The Emirates Air Line aimed to:
1. Improve connectivity across the Thames for pedestrians and cyclists
2. Provide more resilient transport to and from the Greenwich Peninsula
3. Facilitate regeneration and maximise the potential of both the Greenwich Peninsula and Royal Docks Opportunity Areas and support the success of the established visitor attractions

An extensive monitoring programme has been undertaken to understand the impacts of the Emirates Air Line on the local area, particularly the local economy. The monitoring programme has enabled understanding of how the Emirates Air Line is being used, who is using it, attitudes of local residents and businesses and Londoners.

The Emirates Air Line carries around 38,000 passengers a week, with higher usage during school holiday periods. The majority of the journeys are for leisure purposes. The Emirates Air Line connects two of London big attractions – the O2 arena in Greenwich Peninsula which is large leisure attraction and the Excel Centre in Royal Dock, a major conference and leisure attractor. A large proportion of the journeys on the Emirates Air Line are people who are also visiting either the O2 or Excel.

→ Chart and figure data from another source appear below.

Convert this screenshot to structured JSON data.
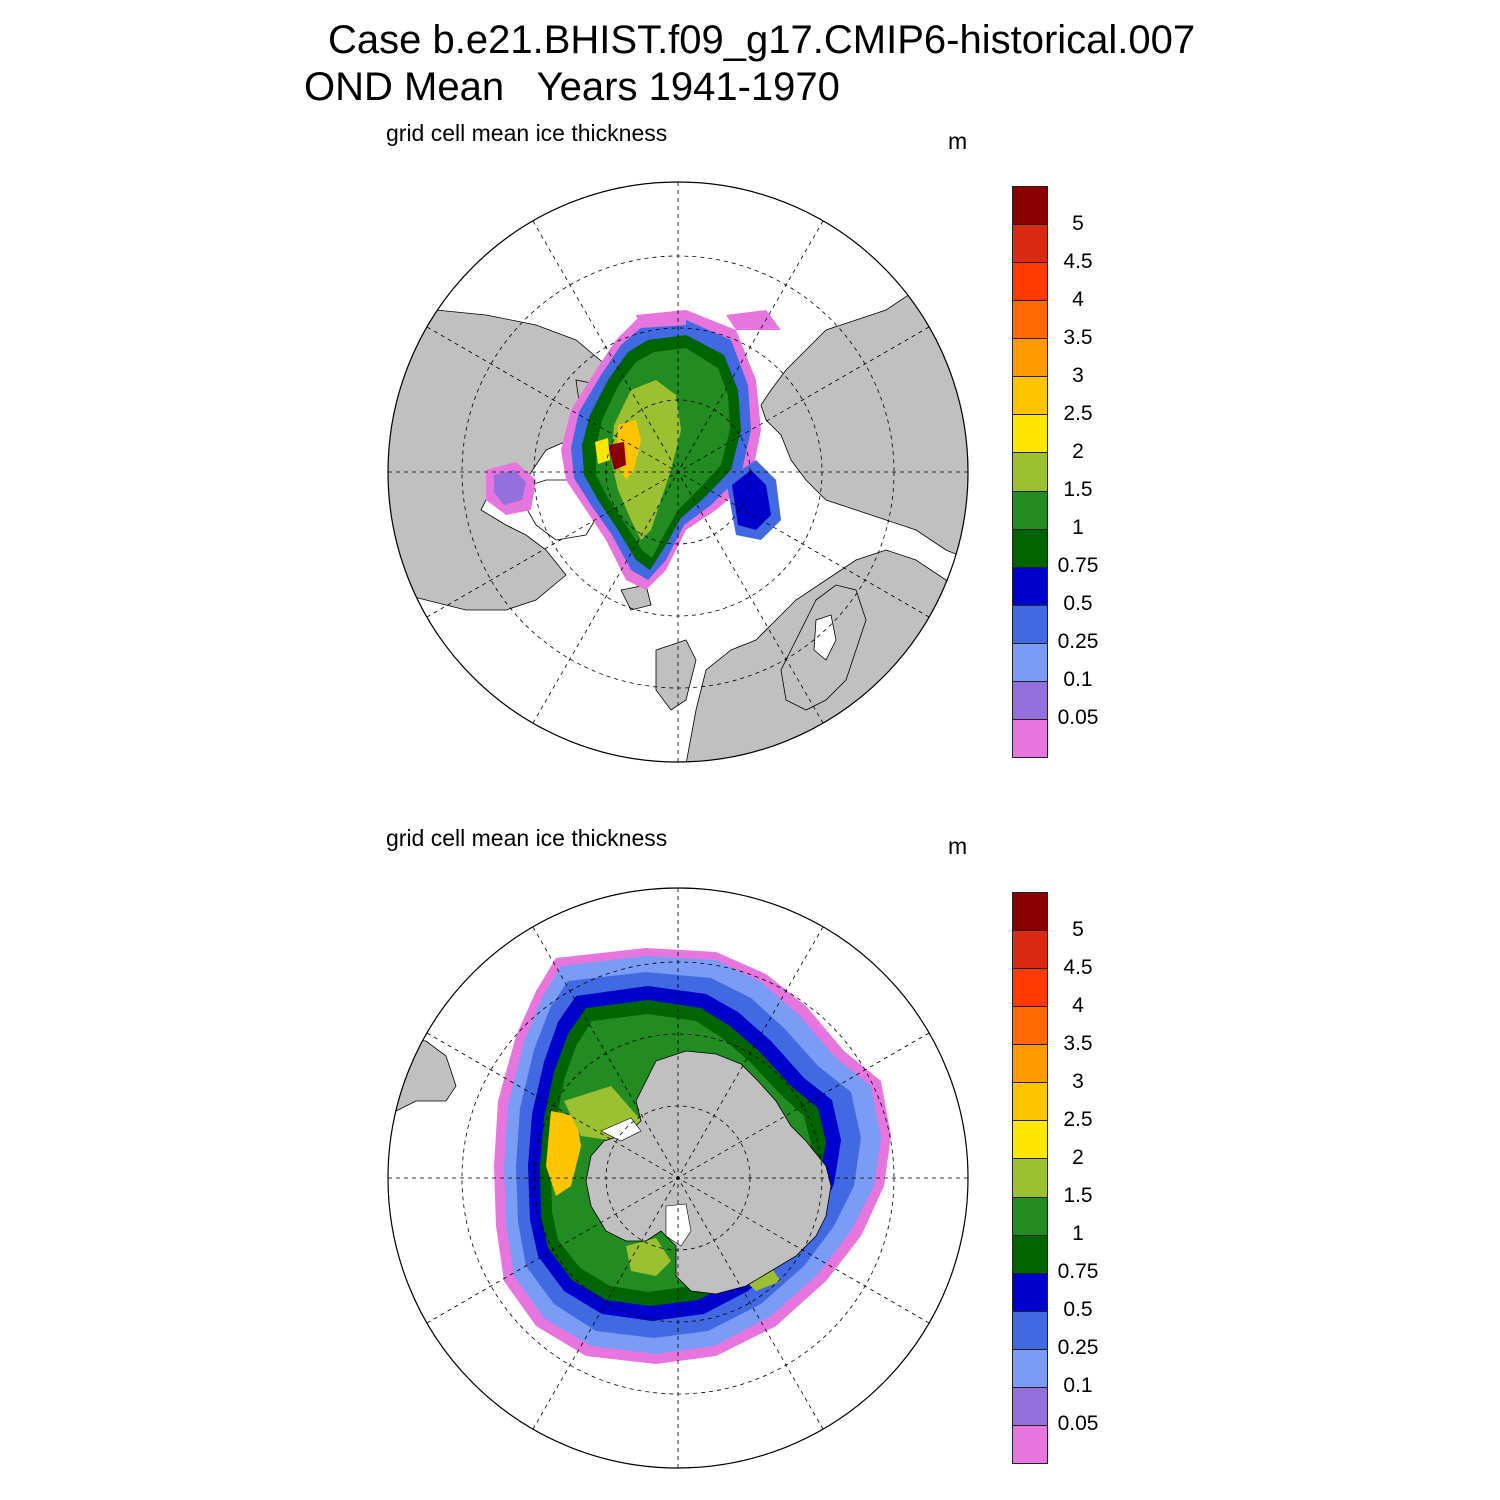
{
  "title": {
    "line1": "Case b.e21.BHIST.f09_g17.CMIP6-historical.007",
    "line2": "OND Mean   Years 1941-1970"
  },
  "panels": [
    {
      "id": "north",
      "subtitle": "grid cell mean ice thickness",
      "units": "m"
    },
    {
      "id": "south",
      "subtitle": "grid cell mean ice thickness",
      "units": "m"
    }
  ],
  "colorbar": {
    "colors": [
      "#8b0000",
      "#db2a12",
      "#ff3a00",
      "#ff6a00",
      "#ff9900",
      "#ffc400",
      "#ffe600",
      "#9bc031",
      "#228b22",
      "#006400",
      "#0000cd",
      "#4169e1",
      "#7a9cf4",
      "#9370db",
      "#e675de"
    ],
    "labels": [
      "5",
      "4.5",
      "4",
      "3.5",
      "3",
      "2.5",
      "2",
      "1.5",
      "1",
      "0.75",
      "0.5",
      "0.25",
      "0.1",
      "0.05"
    ]
  },
  "land_color": "#c0c0c0"
}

Businesses close to the two terminals of the cable car are reporting increased footfall since it opened, this has particularly benefited local restaurants and cafes. The research has shown that the Emirates Air Line is providing an additional attraction for visitors and encouraging movement between the two sides of the river where previously there was no direct crossing.

Due to the geography of the Greenwich Peninsula it relies on a small number of transport connections; the Emirates Air Line provides another public transport connection and additional resilience, as well as acting as an attraction in its own right.

This paper will describe the impact of the Emirates Air Line in the first six months of operation.